Nuova Delhi guarda con sospetto alla crescente interdipendenza economica e agli scambi diplomatici fra Stati Uniti e Cina, tanto che durante l’ultimo incontro alla Casa Bianca il primo ministro indiano Manmohan Singh ha dichiarato che la “crescita economica della Cina è dovuta soprattutto alla gestione autoritaria del potere” e ha poi rivendicato il valore della democrazia di India e Stati Uniti.

Altre cause rischiano di aumentare ulteriormente la tensione.

Innanzitutto c’è il problema della sicurezza del Sudest Asiatico, che si sta facendo sempre più preoccupante, specialmente ora che gli Stati Uniti si preparano ad inviare altre truppe in Afghanistan.  L’India cerca costantemente di contenere le minacce provenienti dal vicino Pakistan – ancora nel novembre del 2008 terroristi pakistani, probabilmente legati all’ISI (servizi segreti pakistani) hanno effettuato una serie di attentati a Mumbai. Il Pakistan è alleato della Cina, e quindi gli Indiani temono di essere accerchiati da potenze ostili, soprattutto ora che gli Stati Uniti, avendo bisogno dell’aiuto di Islamabad nella lotta contro i Talebani, potrebbero chiudere un occhio sulle attività pakistane anti-indiane. Nuova Delhi sa di poter trattare apertamente con Washington, ma non può che guardare con preoccupazione alle mosse della Cina, che da sempre appoggia militarmente il Pakistan. 
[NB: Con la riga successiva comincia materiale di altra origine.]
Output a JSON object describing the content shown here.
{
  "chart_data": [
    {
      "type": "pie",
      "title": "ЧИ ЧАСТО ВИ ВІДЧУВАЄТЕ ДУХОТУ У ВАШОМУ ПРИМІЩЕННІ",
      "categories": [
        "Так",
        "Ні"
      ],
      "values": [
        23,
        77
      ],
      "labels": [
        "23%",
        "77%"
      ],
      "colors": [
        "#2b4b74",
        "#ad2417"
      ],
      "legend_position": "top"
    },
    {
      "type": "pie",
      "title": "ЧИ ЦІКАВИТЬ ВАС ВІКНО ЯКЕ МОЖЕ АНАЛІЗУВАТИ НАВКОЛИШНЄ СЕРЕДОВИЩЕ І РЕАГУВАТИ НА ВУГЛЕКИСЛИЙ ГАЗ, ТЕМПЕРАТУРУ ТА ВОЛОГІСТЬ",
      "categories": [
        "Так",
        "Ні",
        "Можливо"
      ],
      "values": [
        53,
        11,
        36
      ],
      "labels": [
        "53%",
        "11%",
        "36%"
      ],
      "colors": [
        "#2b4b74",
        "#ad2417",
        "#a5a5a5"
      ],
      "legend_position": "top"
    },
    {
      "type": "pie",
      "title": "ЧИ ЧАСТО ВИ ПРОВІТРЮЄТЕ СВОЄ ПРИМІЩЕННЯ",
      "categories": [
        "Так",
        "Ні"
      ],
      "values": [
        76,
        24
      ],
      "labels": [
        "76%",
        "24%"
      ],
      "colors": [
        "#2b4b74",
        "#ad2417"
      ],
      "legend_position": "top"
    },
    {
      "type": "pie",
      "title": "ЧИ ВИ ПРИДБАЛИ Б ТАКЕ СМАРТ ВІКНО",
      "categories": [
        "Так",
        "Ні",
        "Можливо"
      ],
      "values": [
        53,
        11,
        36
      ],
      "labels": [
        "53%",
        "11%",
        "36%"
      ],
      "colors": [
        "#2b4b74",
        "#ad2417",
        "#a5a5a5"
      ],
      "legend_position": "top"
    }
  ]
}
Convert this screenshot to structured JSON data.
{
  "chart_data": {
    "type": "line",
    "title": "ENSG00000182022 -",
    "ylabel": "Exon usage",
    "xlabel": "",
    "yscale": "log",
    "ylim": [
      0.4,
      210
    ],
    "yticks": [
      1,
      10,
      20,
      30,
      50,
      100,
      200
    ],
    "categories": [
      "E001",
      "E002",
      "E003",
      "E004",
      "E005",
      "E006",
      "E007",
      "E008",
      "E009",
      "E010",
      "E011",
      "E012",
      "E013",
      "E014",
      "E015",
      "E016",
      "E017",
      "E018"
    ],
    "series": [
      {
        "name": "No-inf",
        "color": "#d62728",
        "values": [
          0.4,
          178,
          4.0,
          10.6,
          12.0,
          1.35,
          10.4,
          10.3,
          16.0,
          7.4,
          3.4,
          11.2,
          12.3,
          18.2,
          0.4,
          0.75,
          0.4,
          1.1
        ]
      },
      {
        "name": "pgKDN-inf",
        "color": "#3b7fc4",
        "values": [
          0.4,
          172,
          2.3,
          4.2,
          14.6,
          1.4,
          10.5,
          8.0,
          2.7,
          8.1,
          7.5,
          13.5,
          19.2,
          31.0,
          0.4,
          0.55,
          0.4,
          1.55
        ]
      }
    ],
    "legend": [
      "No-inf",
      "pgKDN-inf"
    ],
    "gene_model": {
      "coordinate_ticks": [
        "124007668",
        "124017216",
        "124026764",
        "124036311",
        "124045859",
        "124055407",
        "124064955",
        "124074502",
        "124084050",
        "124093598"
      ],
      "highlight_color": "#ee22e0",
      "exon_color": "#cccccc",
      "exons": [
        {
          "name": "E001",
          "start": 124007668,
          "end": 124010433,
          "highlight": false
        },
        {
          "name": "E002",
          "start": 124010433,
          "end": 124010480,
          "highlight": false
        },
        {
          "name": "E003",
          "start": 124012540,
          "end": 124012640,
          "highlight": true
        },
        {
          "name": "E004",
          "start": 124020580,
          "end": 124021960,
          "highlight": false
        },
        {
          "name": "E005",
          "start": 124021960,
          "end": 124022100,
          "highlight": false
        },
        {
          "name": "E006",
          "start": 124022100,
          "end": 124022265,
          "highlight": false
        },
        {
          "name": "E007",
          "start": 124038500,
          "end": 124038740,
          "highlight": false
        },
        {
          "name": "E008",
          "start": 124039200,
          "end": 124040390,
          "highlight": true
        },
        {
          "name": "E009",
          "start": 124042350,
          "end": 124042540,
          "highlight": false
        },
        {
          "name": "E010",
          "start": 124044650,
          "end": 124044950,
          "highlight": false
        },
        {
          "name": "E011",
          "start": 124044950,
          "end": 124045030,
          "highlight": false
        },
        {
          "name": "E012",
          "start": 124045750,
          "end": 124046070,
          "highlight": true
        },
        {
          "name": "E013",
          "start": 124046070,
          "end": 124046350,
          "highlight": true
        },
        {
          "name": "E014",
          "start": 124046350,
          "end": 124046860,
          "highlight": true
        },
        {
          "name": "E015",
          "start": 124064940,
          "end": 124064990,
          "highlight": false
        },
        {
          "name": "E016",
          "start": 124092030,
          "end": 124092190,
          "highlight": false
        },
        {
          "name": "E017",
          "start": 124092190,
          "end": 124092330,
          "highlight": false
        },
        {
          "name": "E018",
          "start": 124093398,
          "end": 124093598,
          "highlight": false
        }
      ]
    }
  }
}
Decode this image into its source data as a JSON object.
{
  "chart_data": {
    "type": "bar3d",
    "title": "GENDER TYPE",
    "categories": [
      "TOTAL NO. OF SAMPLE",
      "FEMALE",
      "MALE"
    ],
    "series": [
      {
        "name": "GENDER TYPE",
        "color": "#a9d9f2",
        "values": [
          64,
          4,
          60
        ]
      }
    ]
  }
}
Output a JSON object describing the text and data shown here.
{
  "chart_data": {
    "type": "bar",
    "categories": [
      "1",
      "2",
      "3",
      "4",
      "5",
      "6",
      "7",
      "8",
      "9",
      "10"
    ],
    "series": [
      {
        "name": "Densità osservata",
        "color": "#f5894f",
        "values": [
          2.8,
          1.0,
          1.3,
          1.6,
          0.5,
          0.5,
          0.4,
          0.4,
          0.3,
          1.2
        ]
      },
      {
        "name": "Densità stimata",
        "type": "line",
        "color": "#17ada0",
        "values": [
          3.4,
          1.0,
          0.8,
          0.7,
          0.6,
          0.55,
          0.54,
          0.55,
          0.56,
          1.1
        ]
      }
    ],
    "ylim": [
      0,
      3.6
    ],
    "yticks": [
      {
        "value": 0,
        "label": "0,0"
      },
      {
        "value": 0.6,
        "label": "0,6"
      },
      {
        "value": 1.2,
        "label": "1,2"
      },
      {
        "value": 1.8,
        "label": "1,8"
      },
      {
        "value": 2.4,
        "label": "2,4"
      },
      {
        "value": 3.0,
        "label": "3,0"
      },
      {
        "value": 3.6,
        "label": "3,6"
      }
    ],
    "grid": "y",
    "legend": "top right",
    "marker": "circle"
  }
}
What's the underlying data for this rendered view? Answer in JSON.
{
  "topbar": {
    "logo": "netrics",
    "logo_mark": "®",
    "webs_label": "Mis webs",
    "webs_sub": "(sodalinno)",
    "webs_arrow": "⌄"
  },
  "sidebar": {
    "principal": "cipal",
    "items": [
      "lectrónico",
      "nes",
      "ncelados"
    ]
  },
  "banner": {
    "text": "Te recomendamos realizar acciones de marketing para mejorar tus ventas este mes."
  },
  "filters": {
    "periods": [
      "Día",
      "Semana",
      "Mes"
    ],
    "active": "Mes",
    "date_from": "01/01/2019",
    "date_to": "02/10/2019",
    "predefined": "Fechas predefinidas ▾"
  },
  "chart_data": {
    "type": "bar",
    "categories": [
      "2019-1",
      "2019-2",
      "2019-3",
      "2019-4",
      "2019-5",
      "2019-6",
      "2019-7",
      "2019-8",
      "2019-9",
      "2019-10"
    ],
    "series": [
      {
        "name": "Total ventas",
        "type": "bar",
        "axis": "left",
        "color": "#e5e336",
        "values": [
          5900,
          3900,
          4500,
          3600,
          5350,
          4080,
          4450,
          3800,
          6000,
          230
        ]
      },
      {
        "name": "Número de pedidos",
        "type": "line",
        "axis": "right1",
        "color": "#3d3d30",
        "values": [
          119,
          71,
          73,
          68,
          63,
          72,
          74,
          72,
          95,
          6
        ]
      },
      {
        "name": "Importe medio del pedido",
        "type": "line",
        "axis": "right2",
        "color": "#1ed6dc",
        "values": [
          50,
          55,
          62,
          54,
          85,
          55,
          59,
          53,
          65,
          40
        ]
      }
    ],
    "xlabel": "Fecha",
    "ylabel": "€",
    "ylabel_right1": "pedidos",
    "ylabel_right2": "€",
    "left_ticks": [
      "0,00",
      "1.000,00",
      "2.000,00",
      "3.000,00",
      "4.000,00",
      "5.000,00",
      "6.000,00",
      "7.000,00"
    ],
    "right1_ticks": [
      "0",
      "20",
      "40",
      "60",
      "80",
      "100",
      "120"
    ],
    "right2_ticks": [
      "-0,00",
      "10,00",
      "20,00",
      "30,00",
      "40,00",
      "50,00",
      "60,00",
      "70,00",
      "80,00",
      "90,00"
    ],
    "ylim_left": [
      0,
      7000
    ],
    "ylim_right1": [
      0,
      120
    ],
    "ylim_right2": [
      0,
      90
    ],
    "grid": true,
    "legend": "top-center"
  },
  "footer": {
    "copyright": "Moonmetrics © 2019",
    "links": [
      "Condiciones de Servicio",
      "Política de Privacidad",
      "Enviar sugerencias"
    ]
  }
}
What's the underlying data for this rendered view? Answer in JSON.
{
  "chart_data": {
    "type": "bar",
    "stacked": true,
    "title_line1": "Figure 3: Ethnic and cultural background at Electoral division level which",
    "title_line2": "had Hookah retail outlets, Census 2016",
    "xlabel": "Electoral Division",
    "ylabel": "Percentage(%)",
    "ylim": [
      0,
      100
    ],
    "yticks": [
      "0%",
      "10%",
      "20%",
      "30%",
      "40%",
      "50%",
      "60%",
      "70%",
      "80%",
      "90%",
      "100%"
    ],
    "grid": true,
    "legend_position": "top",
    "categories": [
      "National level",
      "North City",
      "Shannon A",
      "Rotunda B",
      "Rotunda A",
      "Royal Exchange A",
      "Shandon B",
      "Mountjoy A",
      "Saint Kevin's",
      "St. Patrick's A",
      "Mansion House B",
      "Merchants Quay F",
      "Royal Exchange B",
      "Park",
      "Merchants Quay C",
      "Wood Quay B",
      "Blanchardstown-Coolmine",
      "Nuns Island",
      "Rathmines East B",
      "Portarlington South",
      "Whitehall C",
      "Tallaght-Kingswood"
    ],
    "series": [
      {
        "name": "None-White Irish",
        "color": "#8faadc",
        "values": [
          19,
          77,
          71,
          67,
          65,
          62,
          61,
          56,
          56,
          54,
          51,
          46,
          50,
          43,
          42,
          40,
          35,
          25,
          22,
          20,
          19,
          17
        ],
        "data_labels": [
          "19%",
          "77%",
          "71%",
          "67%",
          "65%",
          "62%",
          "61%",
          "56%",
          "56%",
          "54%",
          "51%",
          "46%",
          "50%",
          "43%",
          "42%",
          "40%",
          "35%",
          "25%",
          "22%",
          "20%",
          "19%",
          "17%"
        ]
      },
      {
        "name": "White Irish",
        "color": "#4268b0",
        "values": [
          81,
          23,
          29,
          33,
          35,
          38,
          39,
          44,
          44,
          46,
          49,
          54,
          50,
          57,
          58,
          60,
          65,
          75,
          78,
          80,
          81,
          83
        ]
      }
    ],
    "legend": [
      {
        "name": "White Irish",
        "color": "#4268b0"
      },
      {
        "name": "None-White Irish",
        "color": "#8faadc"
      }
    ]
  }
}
Inoltre la crisi economica ha moltiplicato i problemi economici fra Cina e India. Di tanto in tanto i governi delle due potenze si appellano ai sentimenti nazionalisti per ottenere l’appoggio dell’opinione pubblica nelle battaglie contro il rivale. Le autorità indiane hanno iniziato a controllare i visti di circa 25.000 lavoratori cinesi e vi sono buone probabilità che ne siano espulsi almeno 1.000, soprattutto muratori e tecnici di costruzioni: il Ministero degli Affari Esteri infatti ha iniziato a rifiutare i visti ottenuti esagerando le qualifiche dei lavoratori emigrati in India. In risposta i Cinesi il 30 novembre scorso hanno chiesto agli Indiani di bloccare immediatamente la costruzione di una strada lunga 8 km vicino alla Linea di Controllo (di fatto la linea di confine fra le due potenze) nella parte sudorientale del Ladakh, che fa parte del tanto conteso Jammu e Kashmir. 

I Cinesi recentemente hanno iniziato i lavori per la costruzione di una diga e di una centrale idroelettrica (la Zangmu Water Power Station) sul fiume Yarlung Zangbo (Brahmaputra).

Il fiume nasce in Tibet, ma prosegue poi in India e in Bangladesh. Gli Indiani si oppongono a questo progetto, perché sostengono di non essere stati informati dell’inizio dei lavori. La diga avrà una dimensione  imponente (per produrre 510 megawatt) e ridurrà di molto il flusso d’acqua a valle – secondo fonti del Bangladesh di circa un terzo – danneggiando così la popolazione che vive lungo il fiume.

L’ultima decisione indiana di bloccare i cellulari cinesi ha senza dubbio motivazioni legate alla sicurezza, ma si tratta anche di una misura protezionista, dato che la Cina esporta enormi quantità di telefoni in India – circa un terzo dei 100 milioni di cellulari venduti in India ogni anno sono di fabbricazione cinese. In passato Nuova Delhi si è più volte servita della sicurezza come arma protezionista, ad esempio quando ha negato ai Cinesi l’autorizzazione a sviluppare  infrastrutture portuali.

Le leadership di India e Cina hanno sino ad ora fatto molta attenzione a mantenere la tensione a livelli accettabili, per evitare che la situazione degeneri e sfoci in un conflitto aperto. È auspicabile che la situazione rimanga in equilibrio anche nel futuro.